The third reason for addressing this subject today is the fact in today’s gospel, Peter is overwhelmed by the catch of fish that he receives at Jesus’ invitation. He understands that he is in the very presence of God. Just as the lives of all those fish have now ended prematurely, in an untimely manner, when Peter and his fellow fishermen hauled them into the boat with their net, so does Peter realize that Jesus has caught him completely and taken him forever out of his former life into whatever life he may now discover in following him.

I have no idea how much longer those fish would have lived in the Sea of Galilee if they had not been caught. I believe that great school of fish was attracted to Jesus no less than the crowd of humans was drawn to Jesus because they knew in a way that fish can know that the very one who created them was nearby in a boat, just as my cat has learned to respond to the voice and the touch of me and my wife as a domesticated animal can.

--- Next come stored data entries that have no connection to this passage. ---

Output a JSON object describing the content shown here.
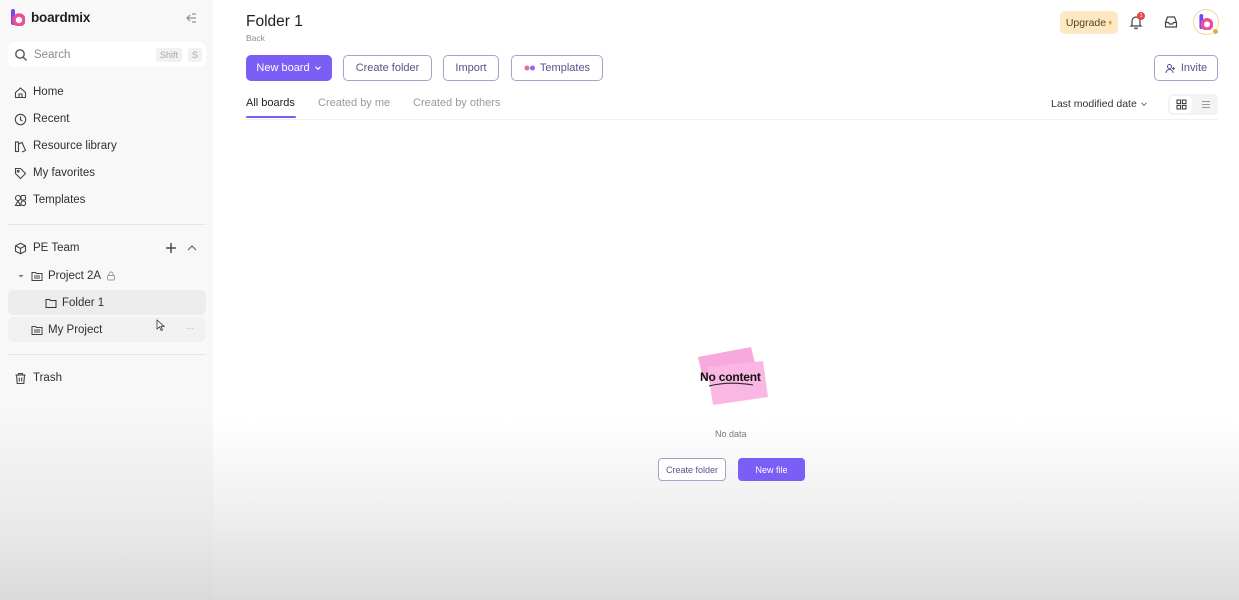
{
  "app": {
    "name": "boardmix",
    "accent": "#7b5ef5"
  },
  "sidebar": {
    "search": {
      "placeholder": "Search",
      "shortcut_key1": "Shift",
      "shortcut_key2": "S"
    },
    "nav": [
      {
        "label": "Home",
        "icon": "home-icon"
      },
      {
        "label": "Recent",
        "icon": "clock-icon"
      },
      {
        "label": "Resource library",
        "icon": "library-icon"
      },
      {
        "label": "My favorites",
        "icon": "tag-icon"
      },
      {
        "label": "Templates",
        "icon": "templates-icon"
      }
    ],
    "team": {
      "label": "PE Team",
      "icon": "cube-icon"
    },
    "tree": [
      {
        "label": "Project 2A",
        "icon": "project-folder-icon",
        "locked": true,
        "expanded": true
      },
      {
        "label": "Folder 1",
        "icon": "folder-icon",
        "selected": true
      },
      {
        "label": "My Project",
        "icon": "project-folder-icon",
        "more": "..."
      }
    ],
    "trash": {
      "label": "Trash",
      "icon": "trash-icon"
    }
  },
  "header": {
    "title": "Folder 1",
    "back": "Back",
    "upgrade": "Upgrade",
    "notifications_count": "1"
  },
  "toolbar": {
    "new_board": "New board",
    "create_folder": "Create folder",
    "import": "Import",
    "templates": "Templates",
    "invite": "Invite"
  },
  "tabs": [
    {
      "label": "All boards",
      "active": true
    },
    {
      "label": "Created by me",
      "active": false
    },
    {
      "label": "Created by others",
      "active": false
    }
  ],
  "sort": {
    "label": "Last modified date"
  },
  "view": {
    "active": "grid"
  },
  "empty": {
    "sticker_text": "No content",
    "message": "No data",
    "create_folder": "Create folder",
    "new_file": "New file"
  }
}
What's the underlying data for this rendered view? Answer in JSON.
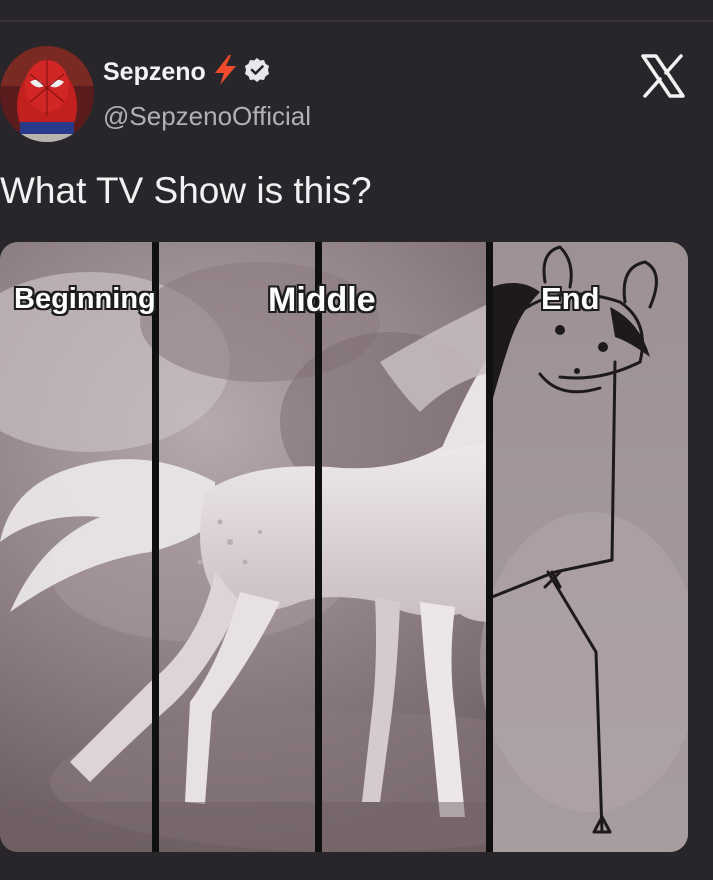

Part of the miracle of childbirth is the fact that over the course of nine months millions of years of evolution are miraculously condensed and recreated in the womb. In a sense, each of us knows what it is like to be a fish, because we passed that way, if ever so briefly and tangentially, in our mother’s womb, on our way toward human birth. Do you remember what happened when Mary visited Elizabeth shortly after the Holy Spirit overshadowed Mary and Jesus was conceived in her womb? John the Baptist, still three months away from his due date, nonetheless leapt in Elizabeth’s womb because he was responding to the presence of the very Son of God, who was nonetheless at the earliest stages of fetal development, dare I even say even less biologically complex than a fish.

The astounding and mind-boggling truth is that there is no place where God cannot or has not gone. He went into Gideon’s cave in order to bring new life to his chosen people. He entered the dark, murderous, fire-breathing chambers of Paul’s heart. He entered the womb of Mary, the faithful and submissive virgin. His voice, as we see in today’s gospel, can draw all creatures to him. Jesus can call out Lazarus from the tomb four days after he has died and he can enter into his own tomb and descend into hell in order to redeem everything and everyone he has made, even those who have deliberately terminated a pregnancy and are sorry and ask for forgiveness, wanting more than anything else to be reunited with God and the person whose natural life they cut short.

So let us thank God that he has made all of creation to respond to him and be drawn to him and be caught by him even as he seeks us out and finds us, wherever we may be, even in the depths of our own sin, giving us the grace to lay down our lives in order to receive the even fuller life that is ours through him, which no one else has the power to finally and forever take away, calling us to join him in fishing and catching men and women, infants and children, introducing them to Jesus, who is the Resurrection and the Life. AMEN.